Jump ahead to 1944. My grandfather was a phenomenal correspondent and he and my father, who as a Marine Corps pilot was stationed in the Pacific during WWII, exchanged numerous letters throughout the war. Those letters recently came to light and chronicled not only much of what was happening in the Pacific, but news from the home front. One of those notable events was my birth. Con sequently, in a letter dated May 18, 1944, my grandfather wrote to my father:
"Well, Donald, your first son, my first grandson, arrived yesterday and I am happy to report that both Jane and little Teddy are doing well. As importantly, I truly believe, finally, we have the arrival of a future great Cornellian. I am thrilled."

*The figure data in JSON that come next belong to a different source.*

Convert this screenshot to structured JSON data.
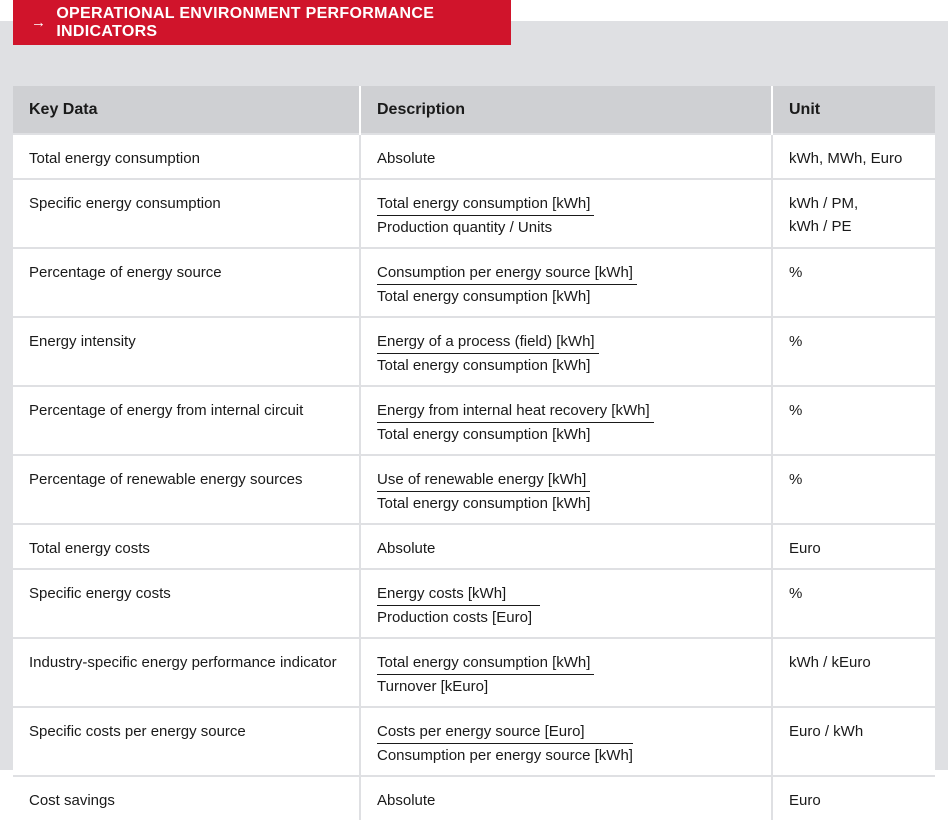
{
  "title": {
    "arrow": "→",
    "text": "OPERATIONAL ENVIRONMENT PERFORMANCE INDICATORS"
  },
  "colors": {
    "accent": "#d0142b",
    "panel": "#dfe0e3",
    "header": "#cfd0d3"
  },
  "table": {
    "headers": [
      "Key Data",
      "Description",
      "Unit"
    ],
    "rows": [
      {
        "key": "Total energy consumption",
        "desc": "Absolute",
        "unit": "kWh, MWh, Euro"
      },
      {
        "key": "Specific energy consumption",
        "num": "Total energy consumption [kWh]",
        "den": "Production quantity / Units",
        "unit": "kWh / PM,",
        "unit2": "kWh / PE"
      },
      {
        "key": "Percentage of energy source",
        "num": "Consumption per energy source [kWh]",
        "den": "Total energy consumption [kWh]",
        "unit": "%"
      },
      {
        "key": "Energy intensity",
        "num": "Energy of a process (field) [kWh]",
        "den": "Total energy consumption [kWh]",
        "unit": "%"
      },
      {
        "key": "Percentage of energy from internal circuit",
        "num": "Energy from internal heat recovery [kWh]",
        "den": "Total energy consumption [kWh]",
        "unit": "%"
      },
      {
        "key": "Percentage of renewable energy sources",
        "num": "Use of renewable energy [kWh]",
        "den": "Total energy consumption [kWh]",
        "unit": "%"
      },
      {
        "key": "Total energy costs",
        "desc": "Absolute",
        "unit": "Euro"
      },
      {
        "key": "Specific energy costs",
        "num": "Energy costs [kWh]",
        "den": "Production costs [Euro]",
        "unit": "%"
      },
      {
        "key": "Industry-specific energy performance indicator",
        "num": "Total energy consumption [kWh]",
        "den": "Turnover [kEuro]",
        "unit": "kWh / kEuro"
      },
      {
        "key": "Specific costs per energy source",
        "num": "Costs per energy source [Euro]",
        "den": "Consumption per energy source [kWh]",
        "unit": "Euro / kWh"
      },
      {
        "key": "Cost savings",
        "desc": "Absolute",
        "unit": "Euro"
      }
    ]
  }
}
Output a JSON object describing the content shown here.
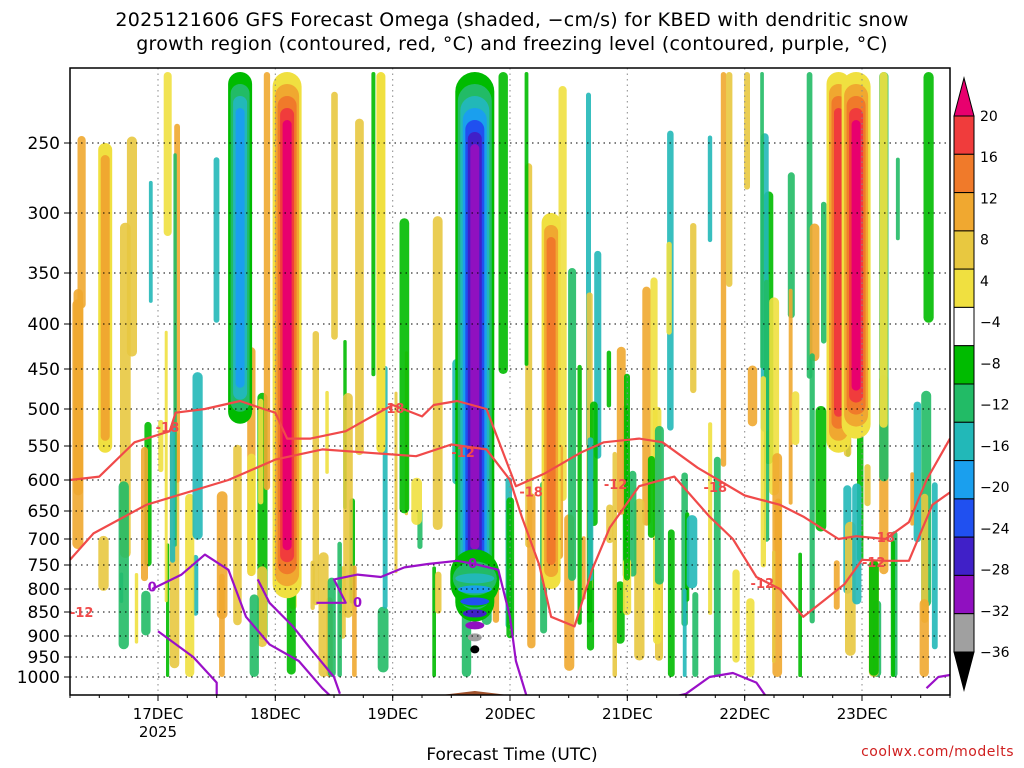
{
  "title_lines": [
    "2025121606 GFS Forecast Omega (shaded, −cm/s) for KBED with dendritic snow",
    "growth region (contoured, red, °C) and freezing level (contoured, purple, °C)"
  ],
  "credit": "coolwx.com/modelts",
  "chart_data": {
    "type": "heatmap",
    "title": "2025121606 GFS Forecast Omega (shaded, −cm/s) for KBED with dendritic snow growth region (contoured, red, °C) and freezing level (contoured, purple, °C)",
    "xlabel": "Forecast Time (UTC)",
    "ylabel": "",
    "xlim_days": [
      16.25,
      23.75
    ],
    "ylim": [
      1050,
      200
    ],
    "y_ticks": [
      250,
      300,
      350,
      400,
      450,
      500,
      550,
      600,
      650,
      700,
      750,
      800,
      850,
      900,
      950,
      1000
    ],
    "x_ticks": [
      {
        "day": 17,
        "label": "17DEC",
        "sublabel": "2025"
      },
      {
        "day": 18,
        "label": "18DEC",
        "sublabel": ""
      },
      {
        "day": 19,
        "label": "19DEC",
        "sublabel": ""
      },
      {
        "day": 20,
        "label": "20DEC",
        "sublabel": ""
      },
      {
        "day": 21,
        "label": "21DEC",
        "sublabel": ""
      },
      {
        "day": 22,
        "label": "22DEC",
        "sublabel": ""
      },
      {
        "day": 23,
        "label": "23DEC",
        "sublabel": ""
      }
    ],
    "grid": true,
    "colorbar": {
      "labels": [
        "20",
        "16",
        "12",
        "8",
        "4",
        "−4",
        "−8",
        "−12",
        "−16",
        "−20",
        "−24",
        "−28",
        "−32",
        "−36"
      ],
      "colors": [
        "#e8006e",
        "#f03c3c",
        "#f07a2a",
        "#f0a830",
        "#e8c840",
        "#f0e040",
        "#ffffff",
        "#00bb00",
        "#22bb66",
        "#22b8b8",
        "#1a9fee",
        "#2050f0",
        "#4020c8",
        "#9010c0",
        "#a0a0a0",
        "#000000"
      ]
    },
    "omega_features": [
      {
        "day": 16.55,
        "p_top": 250,
        "p_bot": 560,
        "value": 10
      },
      {
        "day": 17.7,
        "p_top": 150,
        "p_bot": 520,
        "value": -16
      },
      {
        "day": 18.1,
        "p_top": 150,
        "p_bot": 820,
        "value": 20
      },
      {
        "day": 18.9,
        "p_top": 150,
        "p_bot": 560,
        "value": 6
      },
      {
        "day": 19.7,
        "p_top": 150,
        "p_bot": 870,
        "value": -28
      },
      {
        "day": 19.7,
        "p_top": 720,
        "p_bot": 840,
        "value": -36
      },
      {
        "day": 20.35,
        "p_top": 300,
        "p_bot": 800,
        "value": 12
      },
      {
        "day": 22.8,
        "p_top": 150,
        "p_bot": 560,
        "value": 16
      },
      {
        "day": 22.95,
        "p_top": 150,
        "p_bot": 540,
        "value": 20
      }
    ],
    "series": [
      {
        "name": "DGZ -12°C",
        "color": "#f04a4a",
        "label": "-12",
        "label_points": [
          {
            "day": 16.35,
            "p": 852
          },
          {
            "day": 19.6,
            "p": 560
          },
          {
            "day": 20.9,
            "p": 608
          },
          {
            "day": 22.15,
            "p": 790
          },
          {
            "day": 23.1,
            "p": 746
          }
        ],
        "points": [
          [
            16.25,
            740
          ],
          [
            16.45,
            690
          ],
          [
            16.9,
            640
          ],
          [
            17.6,
            600
          ],
          [
            18.0,
            570
          ],
          [
            18.4,
            555
          ],
          [
            18.8,
            560
          ],
          [
            19.2,
            565
          ],
          [
            19.5,
            548
          ],
          [
            19.8,
            555
          ],
          [
            20.0,
            600
          ],
          [
            20.1,
            660
          ],
          [
            20.25,
            750
          ],
          [
            20.35,
            860
          ],
          [
            20.55,
            880
          ],
          [
            20.7,
            760
          ],
          [
            20.85,
            680
          ],
          [
            21.1,
            610
          ],
          [
            21.4,
            595
          ],
          [
            21.7,
            660
          ],
          [
            21.9,
            700
          ],
          [
            22.1,
            775
          ],
          [
            22.3,
            800
          ],
          [
            22.5,
            860
          ],
          [
            22.7,
            820
          ],
          [
            22.85,
            790
          ],
          [
            23.0,
            740
          ],
          [
            23.2,
            742
          ],
          [
            23.4,
            742
          ],
          [
            23.6,
            640
          ],
          [
            23.75,
            620
          ]
        ]
      },
      {
        "name": "DGZ -18°C",
        "color": "#f04a4a",
        "label": "-18",
        "label_points": [
          {
            "day": 17.08,
            "p": 526
          },
          {
            "day": 19.0,
            "p": 500
          },
          {
            "day": 20.18,
            "p": 620
          },
          {
            "day": 21.75,
            "p": 613
          },
          {
            "day": 23.18,
            "p": 698
          }
        ],
        "points": [
          [
            16.25,
            600
          ],
          [
            16.5,
            595
          ],
          [
            16.8,
            545
          ],
          [
            17.1,
            530
          ],
          [
            17.15,
            505
          ],
          [
            17.4,
            500
          ],
          [
            17.7,
            490
          ],
          [
            17.9,
            500
          ],
          [
            18.0,
            505
          ],
          [
            18.1,
            540
          ],
          [
            18.3,
            540
          ],
          [
            18.6,
            530
          ],
          [
            18.8,
            512
          ],
          [
            19.0,
            495
          ],
          [
            19.25,
            510
          ],
          [
            19.35,
            495
          ],
          [
            19.55,
            490
          ],
          [
            19.8,
            500
          ],
          [
            20.05,
            610
          ],
          [
            20.3,
            590
          ],
          [
            20.6,
            560
          ],
          [
            20.8,
            545
          ],
          [
            21.1,
            540
          ],
          [
            21.3,
            545
          ],
          [
            21.6,
            582
          ],
          [
            22.0,
            625
          ],
          [
            22.3,
            640
          ],
          [
            22.5,
            660
          ],
          [
            22.8,
            700
          ],
          [
            22.95,
            695
          ],
          [
            23.2,
            700
          ],
          [
            23.4,
            670
          ],
          [
            23.55,
            600
          ],
          [
            23.75,
            540
          ]
        ]
      },
      {
        "name": "Freezing level 0°C (west)",
        "color": "#9a10c8",
        "label": "0",
        "label_points": [
          {
            "day": 16.95,
            "p": 797
          }
        ],
        "points": [
          [
            16.95,
            800
          ],
          [
            17.2,
            770
          ],
          [
            17.4,
            730
          ],
          [
            17.6,
            760
          ],
          [
            17.75,
            860
          ],
          [
            17.95,
            920
          ],
          [
            18.2,
            960
          ],
          [
            18.4,
            1020
          ],
          [
            18.5,
            1040
          ]
        ]
      },
      {
        "name": "Freezing level 0°C (mid)",
        "color": "#9a10c8",
        "label": "0",
        "label_points": [
          {
            "day": 18.7,
            "p": 830
          }
        ],
        "points": [
          [
            17.0,
            890
          ],
          [
            17.3,
            950
          ],
          [
            17.5,
            1010
          ],
          [
            17.5,
            1050
          ]
        ]
      },
      {
        "name": "Freezing level 0°C (bridge)",
        "color": "#9a10c8",
        "label": "0",
        "label_points": [],
        "points": [
          [
            17.85,
            780
          ],
          [
            17.95,
            830
          ],
          [
            18.15,
            880
          ],
          [
            18.3,
            930
          ],
          [
            18.5,
            1000
          ],
          [
            18.55,
            1030
          ]
        ]
      },
      {
        "name": "Freezing level 0°C (east)",
        "color": "#9a10c8",
        "label": "0",
        "label_points": [
          {
            "day": 19.68,
            "p": 748
          }
        ],
        "points": [
          [
            18.35,
            830
          ],
          [
            18.6,
            830
          ],
          [
            18.5,
            780
          ],
          [
            18.7,
            770
          ],
          [
            18.9,
            775
          ],
          [
            19.1,
            755
          ],
          [
            19.3,
            748
          ],
          [
            19.55,
            742
          ],
          [
            19.7,
            748
          ],
          [
            19.9,
            760
          ],
          [
            20.0,
            860
          ],
          [
            20.05,
            960
          ],
          [
            20.15,
            1040
          ]
        ]
      },
      {
        "name": "Freezing level 0°C (far east)",
        "color": "#9a10c8",
        "label": "0",
        "label_points": [],
        "points": [
          [
            21.3,
            1040
          ],
          [
            21.5,
            1030
          ],
          [
            21.7,
            1000
          ],
          [
            21.9,
            990
          ],
          [
            22.1,
            1010
          ],
          [
            22.2,
            1040
          ]
        ]
      },
      {
        "name": "Freezing level 0°C (edge)",
        "color": "#9a10c8",
        "label": "0",
        "label_points": [],
        "points": [
          [
            23.55,
            1020
          ],
          [
            23.65,
            1000
          ],
          [
            23.75,
            995
          ]
        ]
      }
    ],
    "terrain": {
      "color": "#a0522d",
      "points": [
        [
          16.25,
          1040
        ],
        [
          17.0,
          1040
        ],
        [
          17.8,
          1040
        ],
        [
          18.3,
          1040
        ],
        [
          18.8,
          1038
        ],
        [
          19.3,
          1035
        ],
        [
          19.7,
          1025
        ],
        [
          20.1,
          1035
        ],
        [
          20.5,
          1040
        ],
        [
          21.2,
          1038
        ],
        [
          22.0,
          1038
        ],
        [
          22.8,
          1040
        ],
        [
          23.75,
          1040
        ]
      ]
    }
  }
}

Little did my grandfather know how true his prophecy would be, though I suspect he pictured Upstate New York, not the cornfields of Iowa. However, I know he would be immensely pleased to know that there was a second Cornellian in his family.
Ted Meads '67
I wish to thank those Altoonans of the freshman class of 1973-74 who called my attention to the statement in my column that only three of their number returned. I should have said that 32 percent (13 students) from that class of 40 left. A comparison of freshmen housed in each of the five men's dormitories that year with the percentage graduated reveals that 45 percent (18 Altoonans) earned a Cornell degree whereas only 36 percent of Mernerites did, and barely 48 percent of Roremites. Olin had the highest rate, 68 percent, followed by Tarr with 52 percent.
History has told the Altoona story from the college's perspective of a disastrous experiment in freshman living. My correspondents, with the exception of one with "some anger that still exists," wished me to understand that their freshman experiences in Altoona were positive and contributed, they believe, to their successes professionally and personally. One Altoona alumnus wrote: "I have nothing but great memories of that year in Altoona. My fellow freshmen were fun, engaging, involved, and a community that looked out for each other (the latter is something that was not as prominent for the remainder of the dorm years at Cornell). My best college friends came from that first year in Altoona."
Frank Howard '75 and others noticed that we reversed the photograph of Altoona Hall used to illustrate the Cornelliana column.